Как до утки дошло – ехать мне дальше с Саней трезвым. И почему-то обрадовало. Всё лучше, чем воспоминания Кердыша. Виктор Петрович скучать бы, конечно, не дал, уже ощущалось, что он мог и хотел рассказать кучу всякого забавного и интересного, в усмерть – заговорить, но я всё равно буду лишним за этим столом под кронами, где более желанная компания: водка, закуска и книги. Моментально расползлось чувство обоюдной неловкости, из которой я выпрыгнул через калитку со словами:

– Конечно же – заеду!

Через два дня мы возвращались, но Виктора Петровича дома не оказалось. Какая-то бабуля из соседей сообщила, что он прихворнул и в город уехал.
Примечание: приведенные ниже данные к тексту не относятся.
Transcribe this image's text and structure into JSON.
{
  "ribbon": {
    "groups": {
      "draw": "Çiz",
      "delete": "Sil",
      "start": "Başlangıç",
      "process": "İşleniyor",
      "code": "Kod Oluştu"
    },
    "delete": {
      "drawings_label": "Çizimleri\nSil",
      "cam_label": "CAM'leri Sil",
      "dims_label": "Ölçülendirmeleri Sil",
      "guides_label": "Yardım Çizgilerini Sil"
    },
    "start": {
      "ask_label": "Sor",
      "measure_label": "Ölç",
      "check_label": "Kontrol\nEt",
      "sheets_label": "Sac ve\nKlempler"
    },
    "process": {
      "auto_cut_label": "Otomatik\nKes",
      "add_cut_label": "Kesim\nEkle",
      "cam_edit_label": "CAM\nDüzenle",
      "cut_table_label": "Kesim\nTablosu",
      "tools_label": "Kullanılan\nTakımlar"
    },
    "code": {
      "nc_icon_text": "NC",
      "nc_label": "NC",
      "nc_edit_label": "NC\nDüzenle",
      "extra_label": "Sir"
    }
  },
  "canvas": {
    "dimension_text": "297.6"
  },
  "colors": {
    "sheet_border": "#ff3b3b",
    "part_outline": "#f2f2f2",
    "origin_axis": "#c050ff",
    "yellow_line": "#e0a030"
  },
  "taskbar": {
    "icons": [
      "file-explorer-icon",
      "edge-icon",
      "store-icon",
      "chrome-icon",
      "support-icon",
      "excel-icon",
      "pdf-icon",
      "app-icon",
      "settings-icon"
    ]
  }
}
А тогда, нырнув в кабину, на вопрос Сани: «И чего он тебе сказал?», ответил: «Да ничего особенного». Впереди маячило более ста километров до Балахты, переправа на пароме через Енисей, длинная дорога назад, во время которой я думал, перебирал нашу крохотную встречку, внезапно осознав – он мне сказал если и не всё, то самое главное.